J’inaugure ce petit ilôt du Web au lendemain de la primaire socialiste. Une coïncidence ? Pas vraiment … Je ne peux m’empêcher de pester contre certains titres de la presse du style « Sarkozy tient son adversaire » et autres « Ca sera Hollande vs. Sarko ». Ca y est.

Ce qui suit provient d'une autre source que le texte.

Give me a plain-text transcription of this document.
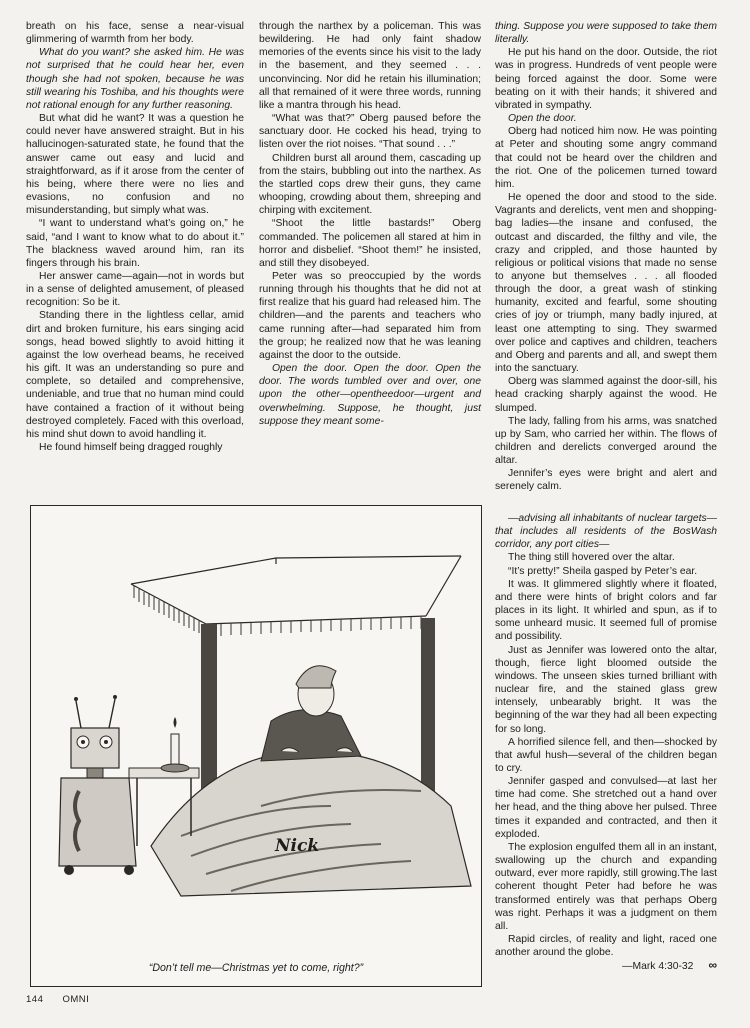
breath on his face, sense a near-visual glimmering of warmth from her body.

What do you want? she asked him. He was not surprised that he could hear her, even though she had not spoken, because he was still wearing his Toshiba, and his thoughts were not rational enough for any further reasoning.

But what did he want? It was a question he could never have answered straight. But in his hallucinogen-saturated state, he found that the answer came out easy and lucid and straightforward, as if it arose from the center of his being, where there were no lies and evasions, no confusion and no misunderstanding, but simply what was.

“I want to understand what’s going on,” he said, “and I want to know what to do about it.” The blackness waved around him, ran its fingers through his brain.

Her answer came—again—not in words but in a sense of delighted amusement, of pleased recognition: So be it.

Standing there in the lightless cellar, amid dirt and broken furniture, his ears singing acid songs, head bowed slightly to avoid hitting it against the low overhead beams, he received his gift. It was an understanding so pure and complete, so detailed and comprehensive, undeniable, and true that no human mind could have contained a fraction of it without being destroyed completely. Faced with this overload, his mind shut down to avoid handling it.

He found himself being dragged roughly

through the narthex by a policeman. This was bewildering. He had only faint shadow memories of the events since his visit to the lady in the basement, and they seemed . . . unconvincing. Nor did he retain his illumination; all that remained of it were three words, running like a mantra through his head.

“What was that?” Oberg paused before the sanctuary door. He cocked his head, trying to listen over the riot noises. “That sound . . .”

Children burst all around them, cascading up from the stairs, bubbling out into the narthex. As the startled cops drew their guns, they came whooping, crowding about them, shreeping and chirping with excitement.

“Shoot the little bastards!” Oberg commanded. The policemen all stared at him in horror and disbelief. “Shoot them!” he insisted, and still they disobeyed.

Peter was so preoccupied by the words running through his thoughts that he did not at first realize that his guard had released him. The children—and the parents and teachers who came running after—had separated him from the group; he realized now that he was leaning against the door to the outside.

Open the door. Open the door. Open the door. The words tumbled over and over, one upon the other—opentheedoor—urgent and overwhelming. Suppose, he thought, just suppose they meant some-

thing. Suppose you were supposed to take them literally.

He put his hand on the door. Outside, the riot was in progress. Hundreds of vent people were being forced against the door. Some were beating on it with their hands; it shivered and vibrated in sympathy.

Open the door.

Oberg had noticed him now. He was pointing at Peter and shouting some angry command that could not be heard over the children and the riot. One of the policemen turned toward him.

He opened the door and stood to the side. Vagrants and derelicts, vent men and shopping-bag ladies—the insane and confused, the outcast and discarded, the filthy and vile, the crazy and crippled, and those haunted by religious or political visions that made no sense to anyone but themselves . . . all flooded through the door, a great wash of stinking humanity, excited and fearful, some shouting cries of joy or triumph, many badly injured, at least one attempting to sing. They swarmed over police and captives and children, teachers and Oberg and parents and all, and swept them into the sanctuary.

Oberg was slammed against the door-sill, his head cracking sharply against the wood. He slumped.

The lady, falling from his arms, was snatched up by Sam, who carried her within. The flows of children and derelicts converged around the altar.

Jennifer’s eyes were bright and alert and serenely calm.

—advising all inhabitants of nuclear targets—that includes all residents of the BosWash corridor, any port cities—

The thing still hovered over the altar.

“It’s pretty!” Sheila gasped by Peter’s ear.

It was. It glimmered slightly where it floated, and there were hints of bright colors and far places in its light. It whirled and spun, as if to some unheard music. It seemed full of promise and possibility.

Just as Jennifer was lowered onto the altar, though, fierce light bloomed outside the windows. The unseen skies turned brilliant with nuclear fire, and the stained glass grew intensely, unbearably bright. It was the beginning of the war they had all been expecting for so long.

A horrified silence fell, and then—shocked by that awful hush—several of the children began to cry.

Jennifer gasped and convulsed—at last her time had come. She stretched out a hand over her head, and the thing above her pulsed. Three times it expanded and contracted, and then it exploded.

The explosion engulfed them all in an instant, swallowing up the church and expanding outward, ever more rapidly, still growing.The last coherent thought Peter had before he was transformed entirely was that perhaps Oberg was right. Perhaps it was a judgment on them all.

Rapid circles, of reality and light, raced one another around the globe.

—Mark 4:30-32 ∞

Nick
“Don’t tell me—Christmas yet to come, right?”
144 OMNI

Ne militez plus, ne débattez plus, inutile de vous fatiguer, le second tour est déjà décidé, gardez vos forces pour l’entre deux tours… Au cliché du deuxième tour courru d’avance, faut-il ressortir celui du 21 avril 2002 et sa surprise générale ? Les media ont-ils à ce point la mémoire courte ? A-t-on déjà oublié tous les sondages qui donnaient Ségolène Royal gagnante face à Nicolas Sarkozy en 2007 ?

OK pour les phrases d’accroche, pour les manchettes tape à l’oeil, il faut bien vendre du papier (un peu du moins). Mais retomber dans le bipartisme primaire (tiens on retrouve le mot) après avoir passé quelques semaines, agréables je l’avoue, de débat de fond au pays des socialistes ça ressemble à du gâchis. Et comme Mélenchon qui réclame désormais un débat public avec Hollande pour échanger quelques arguments, j’espère d’autres rendez-vous de la sorte à propos du fond, et beaucoup moins sur la forme. Quand je vois les réactions des personnalités UMP hier soir, qui n’avaient qu’à se baisser pour ramasser les (désormais oubliés ?) arguments d’Aubry contre Hollande, je me dit que tout ça ne vole pas bien haut.

La dernière des choses que je souhaite, c’est qu’après ce qu’il faut qualifier de joli élan démocratique que fut cette primaire au PS (ou citoyenne si on est fan de Baylet), on retombe dans les sempiternels travers droite/gauche. Je l’ai déjà expliqué à quelques amis sur Facebook : il n’y aura rien de pire pour notre pays en 2012 qu’un alternance bête et méchante.  Bête parce que c’est précisément  40 ans d’alternance gauche-droite au pouvoir qui nous ont conduit là où nous en sommes. Et notamment sur la dette publique (comme le montre ce graphique). Méchante parce que  l’alternance ne promet  qu’une chose : ceux qui ont perdu le pouvoir insulteront ceux qui l’on récupéré qui eux conspueront l’ancienne majorité.

Notre pays ne vaut pas cela. La présidentielle qui vient est une énième occasion d’avoir le grand débat national que la situation exige. Dans ces moments là, il faudra écouter tous les arguments, toutes les voix, toutes les solutions, et ne pas se focaliser sur les deux camps qui inlassablement ont gâché le pouvoir depuis des décennies, fait fuir les citoyens des urnes et plus grave, confisquent les moyens de changer réellement les choses.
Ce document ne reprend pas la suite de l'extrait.